Date of this Version
The parasitic copepods of the family Argulidae, commonly known as fish lice, are known to infest many fishes. (See Meehean, 0. L., Proc. U. S. Nat. Mus. Vol. 88, 1940, and Wilson, C. B., Proc. U. S. N. M., Vol. 94, 1944). We wish here to report instances of parasitism on a salamander and a frog tadpole by a species of these copepods.

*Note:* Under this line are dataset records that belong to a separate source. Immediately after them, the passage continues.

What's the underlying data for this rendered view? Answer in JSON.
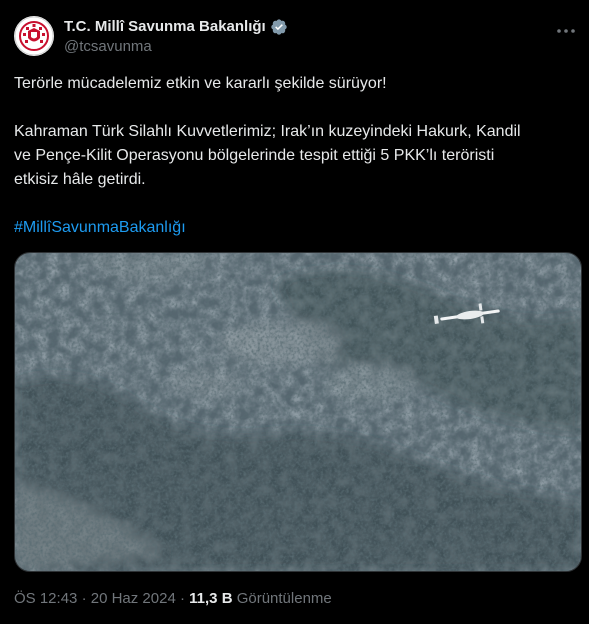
{
  "author": {
    "display_name": "T.C. Millî Savunma Bakanlığı",
    "handle": "@tcsavunma",
    "verified": true,
    "avatar_icon": "ministry-emblem-icon"
  },
  "more_icon": "more-options-icon",
  "post": {
    "line1": "Terörle mücadelemiz etkin ve kararlı şekilde sürüyor!",
    "line2": "Kahraman Türk Silahlı Kuvvetlerimiz; Irak’ın kuzeyindeki Hakurk, Kandil",
    "line3": "ve Pençe-Kilit Operasyonu bölgelerinde tespit ettiği 5 PKK’lı teröristi",
    "line4": "etkisiz hâle getirdi.",
    "hashtag": "#MillîSavunmaBakanlığı"
  },
  "meta": {
    "time": "ÖS 12:43",
    "separator": "·",
    "date": "20 Haz 2024",
    "views_count": "11,3 B",
    "views_label": "Görüntülenme"
  },
  "colors": {
    "background": "#000000",
    "text": "#e7e9ea",
    "secondary": "#71767b",
    "link": "#1d9bf0",
    "verified": "#829aab"
  }
}
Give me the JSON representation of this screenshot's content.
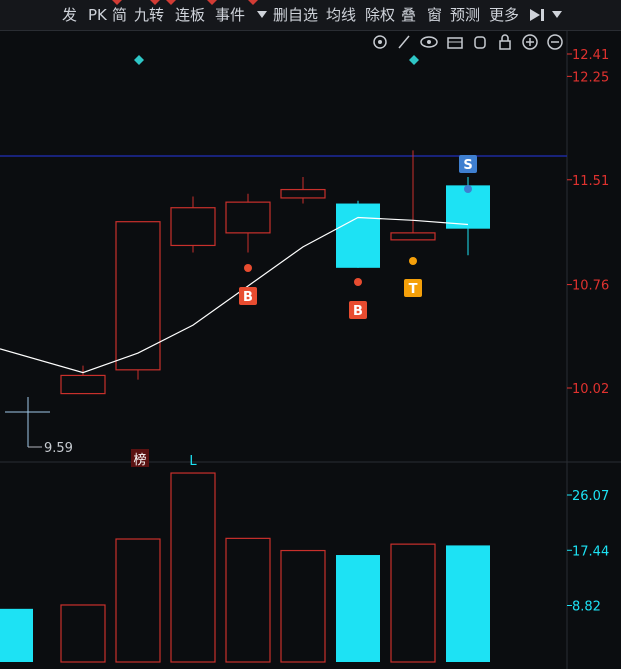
{
  "toolbar": {
    "items": [
      "发",
      "PK",
      "简",
      "九转",
      "连板",
      "事件",
      "删自选",
      "均线",
      "除权",
      "叠",
      "窗",
      "预测",
      "更多"
    ],
    "dropdown_icon": "triangle-down-icon",
    "collapse_icon": "collapse-right-icon",
    "more_dropdown_icon": "triangle-down-icon"
  },
  "price_axis": {
    "labels": [
      "12.41",
      "12.25",
      "11.51",
      "10.76",
      "10.02"
    ],
    "values": [
      12.41,
      12.25,
      11.51,
      10.76,
      10.02
    ]
  },
  "volume_axis": {
    "labels": [
      "26.07",
      "17.44",
      "8.82"
    ],
    "values": [
      26.07,
      17.44,
      8.82
    ]
  },
  "chart_tools": [
    "settings-icon",
    "pen-icon",
    "eye-icon",
    "toolbox-icon",
    "hand-icon",
    "lock-icon",
    "zoom-in-icon",
    "zoom-out-icon"
  ],
  "low_marker": {
    "label": "9.59",
    "value": 9.59
  },
  "bottom_marks": {
    "bang": "榜",
    "l": "L"
  },
  "signals": [
    "B",
    "B",
    "T",
    "S"
  ],
  "colors": {
    "background": "#0b0d10",
    "up": "#c9302c",
    "down": "#1de2f4",
    "ma_line": "#ffffff",
    "ref_line": "#1d2a9e",
    "axis_text": "#e0322f",
    "vol_axis_text": "#1de2f4",
    "buy_badge": "#e84c30",
    "t_badge": "#f5a00a",
    "s_badge": "#3f7fd0",
    "diamond": "#2ec6c6"
  },
  "chart_data": {
    "type": "candlestick",
    "price_range": [
      9.4,
      12.6
    ],
    "reference_line": 11.68,
    "candles": [
      {
        "open": 9.9,
        "close": 9.9,
        "high": 9.9,
        "low": 9.9,
        "dir": "down",
        "partial": true
      },
      {
        "open": 9.98,
        "close": 10.11,
        "high": 10.18,
        "low": 9.98,
        "dir": "up"
      },
      {
        "open": 10.15,
        "close": 11.21,
        "high": 11.21,
        "low": 10.08,
        "dir": "up"
      },
      {
        "open": 11.04,
        "close": 11.31,
        "high": 11.39,
        "low": 10.99,
        "dir": "up"
      },
      {
        "open": 11.13,
        "close": 11.35,
        "high": 11.41,
        "low": 10.99,
        "dir": "up"
      },
      {
        "open": 11.38,
        "close": 11.44,
        "high": 11.53,
        "low": 11.34,
        "dir": "up"
      },
      {
        "open": 11.34,
        "close": 10.88,
        "high": 11.36,
        "low": 10.88,
        "dir": "down"
      },
      {
        "open": 11.08,
        "close": 11.13,
        "high": 11.72,
        "low": 11.08,
        "dir": "up"
      },
      {
        "open": 11.47,
        "close": 11.16,
        "high": 11.53,
        "low": 10.97,
        "dir": "down"
      }
    ],
    "ma": [
      10.3,
      10.13,
      10.27,
      10.47,
      10.75,
      11.03,
      11.24,
      11.22,
      11.19
    ],
    "volumes": [
      8.3,
      8.9,
      19.2,
      29.5,
      19.3,
      17.4,
      16.7,
      18.4,
      18.2
    ],
    "volume_range": [
      0,
      30
    ]
  }
}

The first case involved a specimen of the perennibranch salamander, Pseudobranchus s. axanthus, collected near Gainesville, Florida. About December 1, 1939, a lump was noted on the head of an adult that had been in an aquarium in the laboratory for several weeks, but the lump was mistaken for a mass of detritus. However, the salamander gradually became weak and inactive, and on December 7, it was found lying on its side on the bottom of the aquarium. The lump was still present, but now was about half an inch behind the head. Upon close examination, it was found that what had been mistaken for detritus was in reality a parasitic copepod Argulus amcricanus (Wilson). The copepod was removed and the Pseudobranchus was put back in the aquarium with fresh water, but it continued to weaken and died on December 9.
The second instance concerned a tadpole of the frog, Rana heckscheri Wright. While large tadpoles of this species were being collected during November, 1955, at Newman's Lake, about four miles east of Gainesville, a specimen was found that had two individuals of A. americattus attached to it. Since the tadpole as well as the copepods were preserved shortly after capture, we cannot report on how the parasites affected the well-being of the tadpole.